Department stores are a big draw for consumers looking for a bargain, offering a vast array of discounts across categories ranging from homeware to fashion.
With added convenience (because where else can you buy a £2 hat and a £200 handbag) retailers focus heavily on getting people to buy online.
I’ve chosen three popular stores that are fairly similar when it comes to price and demographic.
The department stores:
- House of Fraser
- John Lewis
Here’s how they are enticing shoppers online this summer.
All three stores have recently re-designed their homepages, specifically to highlight summer sale events.
House of Fraser
To me, the example that stands out as the most appealing is House of Fraser.
The ‘Big Brand Sale’ headline evokes the sense that it is a limited event, and the ‘up to 50% off’ offer is certainly eye-catching.
Alongside brand logos, the homepage showcases a good mix of categories included in the sale, using feature-style editorials to create an attractive and easy-to-navigate experience.

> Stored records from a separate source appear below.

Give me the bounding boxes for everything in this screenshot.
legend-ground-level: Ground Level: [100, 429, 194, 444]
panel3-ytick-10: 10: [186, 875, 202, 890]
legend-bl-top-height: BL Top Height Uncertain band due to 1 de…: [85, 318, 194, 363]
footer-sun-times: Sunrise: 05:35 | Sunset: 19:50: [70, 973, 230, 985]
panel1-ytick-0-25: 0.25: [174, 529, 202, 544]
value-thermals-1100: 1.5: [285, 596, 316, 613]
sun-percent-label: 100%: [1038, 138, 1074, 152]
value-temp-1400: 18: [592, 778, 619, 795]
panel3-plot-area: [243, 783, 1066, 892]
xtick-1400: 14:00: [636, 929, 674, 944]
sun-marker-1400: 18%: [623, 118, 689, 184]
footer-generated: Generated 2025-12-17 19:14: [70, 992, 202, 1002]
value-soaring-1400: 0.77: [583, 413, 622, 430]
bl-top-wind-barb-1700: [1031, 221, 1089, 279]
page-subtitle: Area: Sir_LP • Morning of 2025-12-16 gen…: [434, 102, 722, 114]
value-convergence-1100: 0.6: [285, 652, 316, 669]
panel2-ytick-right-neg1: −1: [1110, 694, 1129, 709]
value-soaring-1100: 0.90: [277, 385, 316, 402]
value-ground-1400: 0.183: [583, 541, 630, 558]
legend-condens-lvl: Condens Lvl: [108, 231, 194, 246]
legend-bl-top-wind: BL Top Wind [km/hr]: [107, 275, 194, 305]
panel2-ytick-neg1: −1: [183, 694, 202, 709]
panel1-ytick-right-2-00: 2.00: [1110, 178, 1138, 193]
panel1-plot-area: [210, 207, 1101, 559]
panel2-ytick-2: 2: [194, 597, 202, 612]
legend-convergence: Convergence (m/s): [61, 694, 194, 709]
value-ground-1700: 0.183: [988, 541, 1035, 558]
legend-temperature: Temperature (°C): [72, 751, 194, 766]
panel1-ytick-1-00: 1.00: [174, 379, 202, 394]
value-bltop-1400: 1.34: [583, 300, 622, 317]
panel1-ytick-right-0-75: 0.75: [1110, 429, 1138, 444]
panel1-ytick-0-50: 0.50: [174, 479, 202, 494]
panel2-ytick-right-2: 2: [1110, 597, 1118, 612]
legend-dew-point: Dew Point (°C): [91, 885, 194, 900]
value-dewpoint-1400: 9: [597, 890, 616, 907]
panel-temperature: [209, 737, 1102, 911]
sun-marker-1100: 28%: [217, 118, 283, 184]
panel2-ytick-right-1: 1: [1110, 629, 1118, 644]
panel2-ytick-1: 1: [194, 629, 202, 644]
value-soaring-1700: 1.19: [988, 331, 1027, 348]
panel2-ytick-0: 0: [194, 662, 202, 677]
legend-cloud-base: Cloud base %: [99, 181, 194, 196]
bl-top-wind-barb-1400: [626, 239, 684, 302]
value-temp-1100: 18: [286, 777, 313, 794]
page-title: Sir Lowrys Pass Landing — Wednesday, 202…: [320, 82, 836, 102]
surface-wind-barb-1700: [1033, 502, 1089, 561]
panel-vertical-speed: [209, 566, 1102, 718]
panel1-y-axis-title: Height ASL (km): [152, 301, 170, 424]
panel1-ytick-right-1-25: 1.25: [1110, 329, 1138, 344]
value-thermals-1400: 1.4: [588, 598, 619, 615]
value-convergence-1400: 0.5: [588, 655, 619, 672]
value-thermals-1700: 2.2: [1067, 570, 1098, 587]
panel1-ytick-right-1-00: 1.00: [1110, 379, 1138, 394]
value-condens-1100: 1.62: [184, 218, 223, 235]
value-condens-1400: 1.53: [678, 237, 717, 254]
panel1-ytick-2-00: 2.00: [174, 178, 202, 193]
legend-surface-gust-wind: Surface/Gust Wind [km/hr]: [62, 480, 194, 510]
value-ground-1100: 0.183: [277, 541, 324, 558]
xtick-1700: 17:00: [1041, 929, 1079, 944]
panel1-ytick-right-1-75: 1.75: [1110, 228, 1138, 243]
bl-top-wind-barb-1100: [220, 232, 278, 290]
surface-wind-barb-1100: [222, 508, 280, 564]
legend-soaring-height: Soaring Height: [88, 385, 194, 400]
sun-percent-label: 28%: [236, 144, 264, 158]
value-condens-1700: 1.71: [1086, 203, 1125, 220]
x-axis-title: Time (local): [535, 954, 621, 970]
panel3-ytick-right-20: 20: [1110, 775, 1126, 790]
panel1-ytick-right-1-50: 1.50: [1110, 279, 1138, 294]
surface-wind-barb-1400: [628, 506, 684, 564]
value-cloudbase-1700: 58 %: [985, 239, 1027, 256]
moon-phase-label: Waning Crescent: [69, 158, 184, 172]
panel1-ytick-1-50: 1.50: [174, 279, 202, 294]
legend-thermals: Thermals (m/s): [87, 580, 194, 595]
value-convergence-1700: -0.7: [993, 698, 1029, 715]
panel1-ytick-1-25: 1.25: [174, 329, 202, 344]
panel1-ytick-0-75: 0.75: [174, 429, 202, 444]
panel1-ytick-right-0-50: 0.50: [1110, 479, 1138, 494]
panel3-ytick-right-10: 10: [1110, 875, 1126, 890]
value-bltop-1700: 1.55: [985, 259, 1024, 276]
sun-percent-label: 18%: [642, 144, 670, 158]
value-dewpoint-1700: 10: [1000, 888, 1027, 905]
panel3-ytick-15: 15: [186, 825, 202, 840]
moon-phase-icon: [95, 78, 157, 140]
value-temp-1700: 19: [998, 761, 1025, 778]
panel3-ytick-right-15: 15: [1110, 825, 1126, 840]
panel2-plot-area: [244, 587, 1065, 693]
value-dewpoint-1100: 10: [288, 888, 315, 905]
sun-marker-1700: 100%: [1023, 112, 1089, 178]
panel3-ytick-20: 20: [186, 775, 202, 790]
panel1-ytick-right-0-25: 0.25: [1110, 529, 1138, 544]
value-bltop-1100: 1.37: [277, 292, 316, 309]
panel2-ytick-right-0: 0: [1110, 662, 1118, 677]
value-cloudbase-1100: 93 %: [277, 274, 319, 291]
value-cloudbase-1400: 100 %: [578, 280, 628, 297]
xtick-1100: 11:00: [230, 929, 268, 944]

Its competitor, Debenhams, also chooses to focus on a large and enticing offer, promoting its savings of ‘up to half price*’.
While the inclusion of the asterisk is somewhat off-putting – signalling to the consumer that the discounts might not be as good as they sound – its transparency is still appreciated.
The visibility of delivery charges provides further enticment.
Unlike House of Fraser’s single image, Debenhams uses a carousel to highlight a few categories – however, the imagery and category choice does seem a little geared towards women.
Similarly, the ‘Top Deals’ section showcases greater variety, but rather bold design does feel a little too in-your-face, and could prove off-putting for anybody uninterested in the sale.
Taking a different tack, John Lewis’s homepage concentrates on a slicker hero image.
By choosing to focus on the tagline of ‘More of what you love for less’, it effectively conveys a focus on the customer, as opposed to just shifting attention to the sale.
Its ‘Top Offers’ section – while similar to Debenhams – is subtler, including extra filtering options to point consumers to specific categories.
The size of sale
Sales can often be a bit hit or miss. While some sites might offer a limited number of sale items, others like to include as many as possible.
To make a comparison of size, I sorted each website into a specific category – namely ‘Women’s Dresses’ and ‘Size 10’.
Amount of products returned:
- House of Fraser – 4,291
- Debenhams – 1,959
- John Lewis – 1,019
Carrying more brands than its competetors, it’s unsurprising that House of Fraser has the largest amount of sale items.
However, bigger doesn’t necessarily mean better.
According to research, big sales can often backfire, as consumers suffer from increased mental fatigue and less inclination to commit to a purchase.
As someone who often decides against shopping online at House of Fraser due to the sheer amount of products to trawl through, I’m definitely drawn to the select amount on offer at Debenhams.
But why not John Lewis?
I’m not entirely sure, but perhaps it’s related to the retailer insisting on calling its sale a ‘clearance’.
Though this clarification is intended to provide a greater sense of exclusivity, it doesn’t provide any more benefits for customers.
So, essentially, it’s still just a sale.
Calls-to-action & navigation
When it comes to product pages, there’s not much difference between the three sites in terms of extra incentive.
Each department store highlights prices before the sale, using big bold typography to advertise the discounted value.
Marginally better than the others, Debenhams also includes the amount saved, which does allow for greater insight at-a-glance.
One aspect of the John Lewis site which I particularly like is the ability to filter by sale percentage.
Allowing the user to quickly and easily find the most discounted items, it’s certainly the best filtering feature I have come across.
In terms of navigation, while Debenhams and John Lewis choose to include a dedicated sale page, both drop-down menus feel far too cluttered.
On the other hand, House of Fraser’s subtle yet effective ‘Sale’ sections in the drop-down menu ensures that the user knows exactly where to look for offers.
While there isn’t much to differentiate between the department stores in terms of strategy, House of Fraser’s simple navigation and editorial-style certainly makes it the most appealing online sale out of the three.
It might offer a mind-boggling amount of items, but with other sites being completely overtaken by sales promotion, it manages to maintain some sense of decorum at least.